Given an integer array arr. You have to sort the integers in the array in ascending order by the number of 1's in their binary representation and in case of two or more integers have the same number of 1's you have to sort them in ascending order.
Return the sorted array.
Example 1:
Input: arr = [0,1,2,3,4,5,6,7,8] Output: [0,1,2,4,8,3,5,6,7] Explantion: [0] is the only integer with 0 bits. [1,2,4,8] all have 1 bit. [3,5,6] have 2 bits. [7] has 3 bits. The sorted array by bits is [0,1,2,4,8,3,5,6,7]
Example 2:
Input: arr = [1024,512,256,128,64,32,16,8,4,2,1] Output: [1,2,4,8,16,32,64,128,256,512,1024] Explantion: All integers have 1 bit in the binary representation, you should just sort them in ascending order.
Example 3:
Input: arr = [10000,10000] Output: [10000,10000]
Example 4:
Input: arr = [2,3,5,7,11,13,17,19] Output: [2,3,5,17,7,11,13,19]
Example 5:
Input: arr = [10,100,1000,10000] Output: [10,100,10000,1000]

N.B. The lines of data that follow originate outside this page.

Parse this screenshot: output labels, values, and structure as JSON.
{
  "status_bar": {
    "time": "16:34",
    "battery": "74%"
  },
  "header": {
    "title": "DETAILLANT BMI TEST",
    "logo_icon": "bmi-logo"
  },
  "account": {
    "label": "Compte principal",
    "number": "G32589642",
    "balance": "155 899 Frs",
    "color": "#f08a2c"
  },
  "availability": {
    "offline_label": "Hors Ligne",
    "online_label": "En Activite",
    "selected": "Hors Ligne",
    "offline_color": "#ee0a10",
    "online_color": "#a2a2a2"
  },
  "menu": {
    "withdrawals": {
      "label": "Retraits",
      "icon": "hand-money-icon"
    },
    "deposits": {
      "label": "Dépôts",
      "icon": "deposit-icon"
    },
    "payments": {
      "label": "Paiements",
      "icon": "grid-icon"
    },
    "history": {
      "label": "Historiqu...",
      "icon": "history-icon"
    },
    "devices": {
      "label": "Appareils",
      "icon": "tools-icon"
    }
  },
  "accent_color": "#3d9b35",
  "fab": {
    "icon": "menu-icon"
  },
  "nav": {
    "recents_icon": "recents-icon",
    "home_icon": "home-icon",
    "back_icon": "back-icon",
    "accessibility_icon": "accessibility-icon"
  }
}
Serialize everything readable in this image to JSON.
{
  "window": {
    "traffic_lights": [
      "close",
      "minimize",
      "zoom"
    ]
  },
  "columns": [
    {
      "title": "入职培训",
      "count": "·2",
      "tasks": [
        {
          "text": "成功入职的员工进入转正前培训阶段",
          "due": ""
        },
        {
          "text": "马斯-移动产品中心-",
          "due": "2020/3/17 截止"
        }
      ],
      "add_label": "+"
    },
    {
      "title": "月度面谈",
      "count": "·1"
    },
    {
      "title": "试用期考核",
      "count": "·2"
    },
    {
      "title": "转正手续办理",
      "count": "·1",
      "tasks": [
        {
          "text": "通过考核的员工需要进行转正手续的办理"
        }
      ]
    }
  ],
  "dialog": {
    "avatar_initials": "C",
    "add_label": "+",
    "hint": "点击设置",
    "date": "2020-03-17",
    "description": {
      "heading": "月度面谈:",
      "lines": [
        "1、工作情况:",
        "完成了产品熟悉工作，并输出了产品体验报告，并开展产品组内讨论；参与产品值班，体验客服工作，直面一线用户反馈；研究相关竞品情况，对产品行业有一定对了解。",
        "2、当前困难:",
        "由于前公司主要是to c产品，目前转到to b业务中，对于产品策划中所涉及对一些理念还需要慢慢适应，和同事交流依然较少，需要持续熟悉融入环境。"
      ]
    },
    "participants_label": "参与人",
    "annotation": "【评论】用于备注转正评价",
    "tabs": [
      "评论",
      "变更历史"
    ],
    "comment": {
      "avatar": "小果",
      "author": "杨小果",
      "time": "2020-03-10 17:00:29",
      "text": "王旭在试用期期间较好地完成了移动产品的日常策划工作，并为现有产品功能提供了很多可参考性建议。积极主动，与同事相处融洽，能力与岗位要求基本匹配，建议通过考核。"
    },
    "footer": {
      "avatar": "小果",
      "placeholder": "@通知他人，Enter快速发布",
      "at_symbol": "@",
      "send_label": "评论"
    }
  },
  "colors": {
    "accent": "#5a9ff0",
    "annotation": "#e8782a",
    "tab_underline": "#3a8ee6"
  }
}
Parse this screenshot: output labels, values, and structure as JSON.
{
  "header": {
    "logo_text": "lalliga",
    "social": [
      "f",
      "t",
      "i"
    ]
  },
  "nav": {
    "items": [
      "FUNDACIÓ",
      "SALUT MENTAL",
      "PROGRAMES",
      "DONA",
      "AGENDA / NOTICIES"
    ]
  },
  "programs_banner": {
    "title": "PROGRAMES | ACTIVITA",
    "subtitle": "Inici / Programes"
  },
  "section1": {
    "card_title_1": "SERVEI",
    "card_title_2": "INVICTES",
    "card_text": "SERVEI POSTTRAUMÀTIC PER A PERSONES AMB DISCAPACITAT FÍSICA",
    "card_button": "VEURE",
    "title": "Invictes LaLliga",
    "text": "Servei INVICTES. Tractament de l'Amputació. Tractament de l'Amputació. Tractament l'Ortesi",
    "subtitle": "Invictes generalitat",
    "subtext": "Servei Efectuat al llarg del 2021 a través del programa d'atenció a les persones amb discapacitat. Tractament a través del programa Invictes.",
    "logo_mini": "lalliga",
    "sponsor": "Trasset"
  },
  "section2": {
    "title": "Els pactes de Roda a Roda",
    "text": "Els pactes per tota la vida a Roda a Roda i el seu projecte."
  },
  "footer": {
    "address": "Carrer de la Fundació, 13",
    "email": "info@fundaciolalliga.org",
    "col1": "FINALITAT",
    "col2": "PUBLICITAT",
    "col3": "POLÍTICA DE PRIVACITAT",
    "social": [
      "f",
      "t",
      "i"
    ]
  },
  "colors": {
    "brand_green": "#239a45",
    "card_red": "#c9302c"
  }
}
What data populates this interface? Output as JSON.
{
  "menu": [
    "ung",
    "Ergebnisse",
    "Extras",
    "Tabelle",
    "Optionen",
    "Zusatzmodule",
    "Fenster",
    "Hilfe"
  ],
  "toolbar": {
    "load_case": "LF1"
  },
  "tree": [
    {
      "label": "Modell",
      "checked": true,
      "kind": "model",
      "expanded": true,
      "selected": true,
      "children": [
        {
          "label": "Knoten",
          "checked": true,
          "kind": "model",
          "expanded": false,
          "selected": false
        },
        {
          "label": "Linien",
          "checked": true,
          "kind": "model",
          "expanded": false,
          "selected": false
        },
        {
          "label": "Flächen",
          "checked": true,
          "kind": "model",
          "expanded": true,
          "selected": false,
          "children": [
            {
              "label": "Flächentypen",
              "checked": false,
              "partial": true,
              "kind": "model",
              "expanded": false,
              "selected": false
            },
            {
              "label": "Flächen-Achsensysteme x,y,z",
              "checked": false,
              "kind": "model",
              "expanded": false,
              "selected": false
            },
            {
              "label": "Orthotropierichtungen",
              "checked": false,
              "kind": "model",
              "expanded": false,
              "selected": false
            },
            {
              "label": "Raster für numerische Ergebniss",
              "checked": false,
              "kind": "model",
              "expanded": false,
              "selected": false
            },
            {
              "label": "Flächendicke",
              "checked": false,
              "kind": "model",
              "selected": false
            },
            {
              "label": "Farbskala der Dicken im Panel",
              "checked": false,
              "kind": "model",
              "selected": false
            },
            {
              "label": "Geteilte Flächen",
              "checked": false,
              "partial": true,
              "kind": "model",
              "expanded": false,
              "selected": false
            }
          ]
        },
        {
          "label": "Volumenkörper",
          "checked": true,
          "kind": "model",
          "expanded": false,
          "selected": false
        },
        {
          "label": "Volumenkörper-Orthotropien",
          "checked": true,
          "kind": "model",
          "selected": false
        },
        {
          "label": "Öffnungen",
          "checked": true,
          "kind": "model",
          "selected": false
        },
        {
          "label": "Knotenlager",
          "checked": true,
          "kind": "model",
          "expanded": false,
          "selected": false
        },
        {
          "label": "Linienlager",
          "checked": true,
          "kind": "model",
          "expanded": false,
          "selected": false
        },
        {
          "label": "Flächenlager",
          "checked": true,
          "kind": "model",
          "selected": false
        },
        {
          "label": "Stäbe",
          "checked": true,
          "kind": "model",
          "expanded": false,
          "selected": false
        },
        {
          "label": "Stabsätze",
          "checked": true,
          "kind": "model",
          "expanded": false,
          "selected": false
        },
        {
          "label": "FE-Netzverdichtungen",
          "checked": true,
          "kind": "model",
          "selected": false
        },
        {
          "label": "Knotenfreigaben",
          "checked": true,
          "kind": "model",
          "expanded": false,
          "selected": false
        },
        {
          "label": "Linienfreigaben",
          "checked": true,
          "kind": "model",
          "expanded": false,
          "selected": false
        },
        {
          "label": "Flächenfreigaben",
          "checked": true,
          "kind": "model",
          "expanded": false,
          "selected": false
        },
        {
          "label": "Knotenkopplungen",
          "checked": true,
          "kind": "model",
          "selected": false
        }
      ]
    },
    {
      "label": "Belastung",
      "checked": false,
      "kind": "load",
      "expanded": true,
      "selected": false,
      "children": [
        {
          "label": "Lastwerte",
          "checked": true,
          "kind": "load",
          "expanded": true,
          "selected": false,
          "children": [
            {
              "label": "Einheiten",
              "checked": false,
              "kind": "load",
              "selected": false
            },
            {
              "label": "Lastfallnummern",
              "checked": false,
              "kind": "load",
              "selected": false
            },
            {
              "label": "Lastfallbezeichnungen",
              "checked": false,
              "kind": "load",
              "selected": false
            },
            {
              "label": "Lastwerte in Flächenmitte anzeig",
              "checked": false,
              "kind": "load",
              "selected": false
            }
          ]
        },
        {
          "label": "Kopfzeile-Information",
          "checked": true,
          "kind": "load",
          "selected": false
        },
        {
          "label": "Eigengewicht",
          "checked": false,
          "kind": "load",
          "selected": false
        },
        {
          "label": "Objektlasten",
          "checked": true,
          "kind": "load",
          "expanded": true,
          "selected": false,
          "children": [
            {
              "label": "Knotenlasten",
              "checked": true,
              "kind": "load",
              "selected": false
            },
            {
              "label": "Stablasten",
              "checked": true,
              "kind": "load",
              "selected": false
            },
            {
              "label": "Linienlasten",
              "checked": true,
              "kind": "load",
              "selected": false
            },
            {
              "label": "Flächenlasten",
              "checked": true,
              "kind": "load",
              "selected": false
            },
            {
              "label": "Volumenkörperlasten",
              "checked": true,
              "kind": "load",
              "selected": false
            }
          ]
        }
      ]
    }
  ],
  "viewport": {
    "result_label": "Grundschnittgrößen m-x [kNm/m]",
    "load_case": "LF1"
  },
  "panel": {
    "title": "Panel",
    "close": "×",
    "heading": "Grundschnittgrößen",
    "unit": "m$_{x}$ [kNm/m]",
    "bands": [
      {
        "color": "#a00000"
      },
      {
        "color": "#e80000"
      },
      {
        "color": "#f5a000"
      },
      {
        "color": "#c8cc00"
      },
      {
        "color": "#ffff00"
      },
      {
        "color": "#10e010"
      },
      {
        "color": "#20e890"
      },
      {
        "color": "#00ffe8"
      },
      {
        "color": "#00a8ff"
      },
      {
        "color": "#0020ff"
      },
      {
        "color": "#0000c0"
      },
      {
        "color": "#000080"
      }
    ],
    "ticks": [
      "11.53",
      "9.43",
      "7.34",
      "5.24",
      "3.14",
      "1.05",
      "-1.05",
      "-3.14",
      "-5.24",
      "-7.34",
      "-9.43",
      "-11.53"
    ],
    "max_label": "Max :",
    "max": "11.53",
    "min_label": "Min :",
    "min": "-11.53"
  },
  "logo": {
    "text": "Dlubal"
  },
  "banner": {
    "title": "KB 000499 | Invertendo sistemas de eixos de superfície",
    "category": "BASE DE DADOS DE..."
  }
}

class Solution { public int[] sortByBits(int[] arr) { Integer[] ar = new Integer[arr.length]; for(int i = 0; i < arr.length; i++) ar[i] = arr[i]; Arrays.sort(ar, (a, b) -> Integer.bitCount(a) == Integer.bitCount(b) ? a - b : Integer.bitCount(a) - Integer.bitCount(b)); int[] res = new int[arr.length]; for(int i = 0; i < arr.length; i++) res[i] = ar[i]; return res; } }
Integer.bitCount(num) 计算num里1的数量,记住int不能用lambda表达式排序,先变成Integer再变回去。